Currently the library contains a query planner and an executor for the distributed SQL in a Tarantool cartridge
cluster.
Sbroad is only supported by Picodata Tarantool currently. You can download it here
First you need to have rust
, tarantool
and cartridge-cli
CLI tools
installed and available in your environment, plus some other development
packages Sbroad depends on, including openssl
, libicu
and
libreadline
An example of the sbroad
integration with Tarantool can be found in the test_app
folder.
Check out the separate README.md for using Sbroad with the test Cartridge application.
tarantoolctl rocks --only-server https://download.picodata.io/luarocks/ install sbroad <version>
(use one of the version numbers in Tags)
For a Cartridge application add the command above into cartridge.pre-build
file and sbroad roles into your role's dependencies (for example see test_app)
git clone https://gitlab.com/picodata/picodata/sbroad.git
cd sbroad
make test_all
cartridge.roles.sbroad-storage
role initializes functions that accept a local SQL query from the router for execution. Depends on the vshard-storage
role.
cartridge.roles.sbroad-router
role initializes functions that transform a distributed SQL into a sequence on local SQL queries and dispatch them to the storage. Depends on the vshard-router
role.
The sbroad
library consists of three main parts:
- SQL frontend
- planner
- executor
We try to keep the planner independent from other modules. For example, we can implement some other frontend and use the already implemented planner and executor.
More information about the ideas behind sbroad
can be found in the Sbroad internal design presentation. You can also find out more details in the built-in module documentation:
cargo doc --open
We use a custom PEG for the pest
parser generator to compile an SQL query and a vshard
cluster schema into the planner's intermediate representation (IR).
The SQL query passes three main steps:
- the parse tree (PT) iterator, which is produced by the
pest
parser generated for our grammar. - abstract syntax tree (AST). It is a wrapper over the PT nodes to transform them into a more IR-friendly tree. Also we have our own iterator to traverse the AST in the convenient order.

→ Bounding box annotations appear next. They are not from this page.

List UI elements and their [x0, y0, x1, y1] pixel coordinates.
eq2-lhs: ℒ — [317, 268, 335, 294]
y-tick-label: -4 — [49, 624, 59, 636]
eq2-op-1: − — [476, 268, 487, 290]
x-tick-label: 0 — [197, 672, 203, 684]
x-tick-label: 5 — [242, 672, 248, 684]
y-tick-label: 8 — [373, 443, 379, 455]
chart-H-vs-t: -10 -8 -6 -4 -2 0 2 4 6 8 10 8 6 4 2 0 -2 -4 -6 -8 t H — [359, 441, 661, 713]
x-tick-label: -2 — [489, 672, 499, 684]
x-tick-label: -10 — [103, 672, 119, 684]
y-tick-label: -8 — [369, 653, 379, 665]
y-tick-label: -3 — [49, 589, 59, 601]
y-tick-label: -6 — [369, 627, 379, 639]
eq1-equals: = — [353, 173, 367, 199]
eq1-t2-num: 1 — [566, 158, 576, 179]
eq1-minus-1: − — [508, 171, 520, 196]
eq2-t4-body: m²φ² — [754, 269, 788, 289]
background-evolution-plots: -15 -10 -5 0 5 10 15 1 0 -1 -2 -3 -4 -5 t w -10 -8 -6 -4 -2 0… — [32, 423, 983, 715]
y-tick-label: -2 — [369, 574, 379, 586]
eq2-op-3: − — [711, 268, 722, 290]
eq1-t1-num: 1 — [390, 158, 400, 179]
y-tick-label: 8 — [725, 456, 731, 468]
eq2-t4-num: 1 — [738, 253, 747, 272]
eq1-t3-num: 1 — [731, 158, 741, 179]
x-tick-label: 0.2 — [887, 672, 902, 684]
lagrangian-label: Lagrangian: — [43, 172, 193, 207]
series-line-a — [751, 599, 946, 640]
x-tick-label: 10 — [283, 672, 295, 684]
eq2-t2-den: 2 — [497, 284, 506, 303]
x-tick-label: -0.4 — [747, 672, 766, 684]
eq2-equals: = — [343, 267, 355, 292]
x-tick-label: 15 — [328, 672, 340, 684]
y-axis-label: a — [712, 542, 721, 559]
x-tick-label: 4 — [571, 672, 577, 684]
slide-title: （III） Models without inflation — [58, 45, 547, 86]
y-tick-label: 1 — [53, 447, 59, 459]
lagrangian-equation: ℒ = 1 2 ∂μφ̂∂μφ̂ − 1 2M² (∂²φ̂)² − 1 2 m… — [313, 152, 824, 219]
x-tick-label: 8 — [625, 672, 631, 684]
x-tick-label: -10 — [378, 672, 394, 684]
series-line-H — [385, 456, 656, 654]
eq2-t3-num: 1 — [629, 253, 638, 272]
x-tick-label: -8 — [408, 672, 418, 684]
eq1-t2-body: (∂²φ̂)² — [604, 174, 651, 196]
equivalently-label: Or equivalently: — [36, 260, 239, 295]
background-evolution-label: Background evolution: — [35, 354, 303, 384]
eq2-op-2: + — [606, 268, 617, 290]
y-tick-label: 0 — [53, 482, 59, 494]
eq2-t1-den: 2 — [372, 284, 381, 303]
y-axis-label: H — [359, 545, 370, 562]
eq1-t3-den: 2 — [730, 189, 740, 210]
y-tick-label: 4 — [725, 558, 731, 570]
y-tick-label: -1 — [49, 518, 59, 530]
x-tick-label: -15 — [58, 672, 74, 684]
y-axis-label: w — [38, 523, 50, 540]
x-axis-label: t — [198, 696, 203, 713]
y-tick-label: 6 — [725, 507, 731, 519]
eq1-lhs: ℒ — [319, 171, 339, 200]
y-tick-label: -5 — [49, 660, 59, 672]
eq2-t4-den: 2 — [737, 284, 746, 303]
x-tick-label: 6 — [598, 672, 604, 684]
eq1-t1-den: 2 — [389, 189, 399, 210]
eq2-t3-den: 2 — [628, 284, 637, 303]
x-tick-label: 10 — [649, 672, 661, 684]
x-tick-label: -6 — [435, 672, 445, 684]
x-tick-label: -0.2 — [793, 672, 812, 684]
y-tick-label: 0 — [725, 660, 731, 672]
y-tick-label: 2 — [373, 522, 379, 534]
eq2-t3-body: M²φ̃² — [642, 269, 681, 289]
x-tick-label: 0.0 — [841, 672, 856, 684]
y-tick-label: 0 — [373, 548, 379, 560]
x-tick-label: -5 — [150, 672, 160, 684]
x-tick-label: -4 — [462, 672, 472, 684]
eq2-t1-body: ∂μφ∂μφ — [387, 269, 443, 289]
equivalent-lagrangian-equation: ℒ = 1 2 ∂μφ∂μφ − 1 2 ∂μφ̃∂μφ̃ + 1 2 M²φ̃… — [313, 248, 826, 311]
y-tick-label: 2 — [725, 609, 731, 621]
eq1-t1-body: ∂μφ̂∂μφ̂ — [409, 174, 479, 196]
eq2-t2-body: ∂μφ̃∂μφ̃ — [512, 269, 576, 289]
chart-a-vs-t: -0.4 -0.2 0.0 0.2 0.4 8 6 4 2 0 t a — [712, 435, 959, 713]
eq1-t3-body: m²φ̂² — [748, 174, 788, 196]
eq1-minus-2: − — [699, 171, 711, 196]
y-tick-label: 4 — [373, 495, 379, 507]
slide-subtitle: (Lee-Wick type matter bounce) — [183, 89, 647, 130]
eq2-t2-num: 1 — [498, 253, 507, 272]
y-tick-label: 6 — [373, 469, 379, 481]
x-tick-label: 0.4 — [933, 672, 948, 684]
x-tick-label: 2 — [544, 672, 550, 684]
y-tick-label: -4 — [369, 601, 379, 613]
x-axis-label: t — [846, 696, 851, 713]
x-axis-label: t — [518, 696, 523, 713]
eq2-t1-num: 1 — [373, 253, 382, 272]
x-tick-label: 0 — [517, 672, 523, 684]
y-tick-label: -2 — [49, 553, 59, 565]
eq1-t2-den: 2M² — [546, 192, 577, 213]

- planning intermediate representation (IR), which is a complete self-describing tree with an information derived from the SQL query and the table schema. It can be used by the planner for further transformations.
The main goal of the planner is to insert the data motion nodes in the IR tree to instruct the executor where and what portions of data to transfer from one Tarantool instance to another within a cluster.
To make these motions efficient (i.e. transfer as less data amount as possible) we rely on the tuple distribution information. In case of a distribution conflict we decide to solve it by inserting a motion node. The better information about distribution we have in every tuple of the IR tree, the less data we move over the cluster. To save on data transfer the planner applies many IR transformations other than the motion derivation.
The executor is located on the coordinator node in the vshard
cluster. It collects all the intermediate results of the plan execution in memory and executes the IR plan tree in the bottom-up manner. It goes like this:
- The executor collects all the motion nodes from the bottom layer. In theory all the motions in the same layer can be executed in parallel (this feature is yet to come).
- For every motion the executor:
- inspects the IR sub-tree and detects the buckets to execute the query for.
- performs map-reduce for that IR subtree (we send it to the shards deduced from the buckets):
- serialize IR subtree to send with message pack
- deserialize it on the executor and build a valid SQL
- execute SQL and return results
- builds a virtual table with query results that correspond to the original motion.
- Moves to the next motion layer in the IR tree.
- For every motion the executor then:
- links the virtual table results of the motion from the previous layer we depend on.
- inspects the IR sub-tree and detects the buckets to execute the query.
- performs map-reduce for that IR sub-tree
- on the map stage we use virtual table to build a temporary space (and populate it with dispatched virtual table's data)
- build and execute a valid SQL from IR sub-tree and this new temporary space
- remove temporary space
- builds a virtual table with query results that correspond to the original motion.
- Repeats step 3 till we are done with motion layers.
- Executes the final IR top subtree and returns the final result to the user.
The most complicated logic here can be found in the IR to SQL serialization (SQL backend) and bucket deduction (to execute the resulting SQL query on).